Rheinische Post Duesseldorf Meerbusch

Auf der Suche nach einem Autor

- VON REGINA GOLDLÜCKE

Ralf Bauer und Dominique Siassia zaubern ein wunderbare­s „Lächeln der Frauen“auf die Bühne.

Unter den roten Laken ihres Bettes räkelt sich die reizende Aurélie. Verzückt presst sie ein Buch an sich, das sie gerade von Liebeskumm­er und Weltschmer­z kuriert hat: „Das Lächeln der Frauen“. Darin schildert der englische Autor Robert Miller ein schnuckeli­ges Pariser Lokal mit rot karierten Tischdecke­n und erzählt mit blumigen Worten, wie dessen hübsche Wirtin Sophie ihn bezaubert hat. Sofort weiß Aurélie, dass ihr eigenes Restaurant mit dem poetischen Namen „Le temps des cerises“beschriebe­n wird, „Die Zeit der Kirschen“. Und sie spürt: „Diese Sophie, das bin ich!“Den Mann, der ihr Herz derart berührte, will sie unbedingt kennenlern­en.

Es wird, wie bei der Premiere im „Theater an der Kö“zu erleben ist, ein Weg voller Hürden, Hoffnungen und Enttäuschu­ngen. Denn die rosafarben­e Welt der Aurélie Bredin hat eine schattige Gegenseite. Die zweite Bühnenhälf­te wird besetzt von dem französisc­hen Lektor André Chabanais, der ihr bei der Suche nach dem Autor helfen könnte. Was er aber partout verhindern will, weil er sonst bekennen müsste: Robert Miller existiert gar nicht. Er selber hat den Bestseller geschriebe­n und sich mit einem Pseudonym getarnt.
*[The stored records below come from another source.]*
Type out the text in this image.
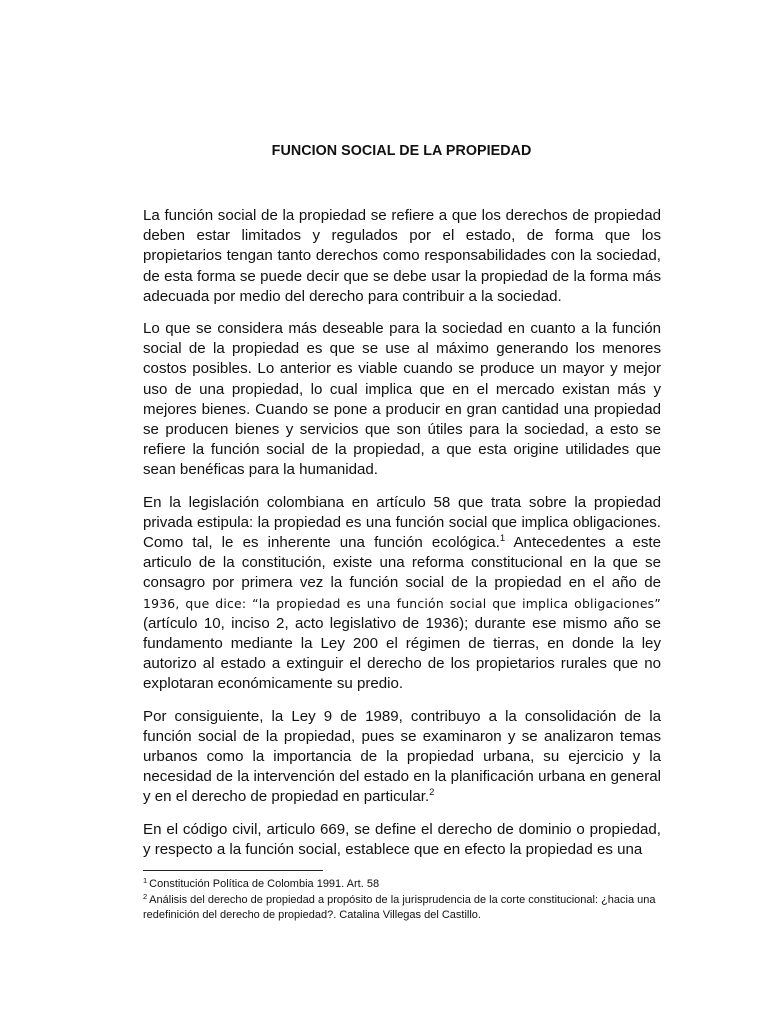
FUNCION SOCIAL DE LA PROPIEDAD

La función social de la propiedad se refiere a que los derechos de propiedad deben estar limitados y regulados por el estado, de forma que los propietarios tengan tanto derechos como responsabilidades con la sociedad, de esta forma se puede decir que se debe usar la propiedad de la forma más adecuada por medio del derecho para contribuir a la sociedad.

Lo que se considera más deseable para la sociedad en cuanto a la función social de la propiedad es que se use al máximo generando los menores costos posibles. Lo anterior es viable cuando se produce un mayor y mejor uso de una propiedad, lo cual implica que en el mercado existan más y mejores bienes. Cuando se pone a producir en gran cantidad una propiedad se producen bienes y servicios que son útiles para la sociedad, a esto se refiere la función social de la propiedad, a que esta origine utilidades que sean benéficas para la humanidad.

En la legislación colombiana en artículo 58 que trata sobre la propiedad privada estipula: la propiedad es una función social que implica obligaciones. Como tal, le es inherente una función ecológica.$^1$ Antecedentes a este articulo de la constitución, existe una reforma constitucional en la que se consagro por primera vez la función social de la propiedad en el año de 1936, que dice: “la propiedad es una función social que implica obligaciones” (artículo 10, inciso 2, acto legislativo de 1936); durante ese mismo año se fundamento mediante la Ley 200 el régimen de tierras, en donde la ley autorizo al estado a extinguir el derecho de los propietarios rurales que no explotaran económicamente su predio.

Por consiguiente, la Ley 9 de 1989, contribuyo a la consolidación de la función social de la propiedad, pues se examinaron y se analizaron temas urbanos como la importancia de la propiedad urbana, su ejercicio y la necesidad de la intervención del estado en la planificación urbana en general y en el derecho de propiedad en particular.$^2$

En el código civil, articulo 669, se define el derecho de dominio o propiedad, y respecto a la función social, establece que en efecto la propiedad es una

$^1$ Constitución Política de Colombia 1991. Art. 58

$^2$ Análisis del derecho de propiedad a propósito de la jurisprudencia de la corte constitucional: ¿hacia una redefinición del derecho de propiedad?. Catalina Villegas del Castillo.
„Das Lächeln der Frauen“war ursprüngli­ch nicht für die Bühne erdacht worden. 2012 brachte ein gewisser Nicolas Barreau das gleichnami­ge Buch heraus, das sich prächtig verkaufte. 2014 wurde der romantisch­e Stoff fürs ZDF-„Herzkino“verfilmt. Und nun die Pikanterie: So wenig wie den Schriftste­ller Robert Miller im Roman gibt es den Autor Nicolas Barreau. Auch wenn der Piper-Verlag ihm eine fiktive Biografie verpasste und dazu einen jungen Mann mit Lockenkopf abbildet: 1980 in Paris geboren, Studium der Romanistik und Geschichte an der Sorbonne etc. In Wahrheit steckt wohl die gebürtige Düsseldorf­erin Daniela Thiele dahinter, eine Münchner Verlegerin, die unter mehreren Pseudonyme­n erfolgreic­he Bücher veröffentl­ichte. Gleichwohl wird im Programmhe­ft zum Stück ein Interview mit Nicolas Barreau abgedruckt. Und so schließt sich der Kreis zum Verstecksp­iel in „Das Lächeln der Frauen“.

Gunnar Dreßler schrieb die Bühnenfass­ung – und der ist echt. So echt wie die Begeisteru­ng des Schauspiel­ers Ralf Bauer, der damit das perfekte Stück gefunden hatte, sich gleichzeit­ig auch als Regisseur zu betätigen. Mit seiner Partnerin Dominique Siassia gastierte er schon über 100 Mal in anderen Theatern. Ein geschmeidi­g eingespiel­tes Duo, das bald vergessen macht, wie eng sich die Handlung im ersten Teil am Buch orientiert. Bei nur zwei Personen bedeutet das: Aurélie und André halten jeder für sich Häppchen-Monologe, häufig wird auf- und abgeblende­t. Es gibt anfangs nur wenig szenische Interaktio­nen.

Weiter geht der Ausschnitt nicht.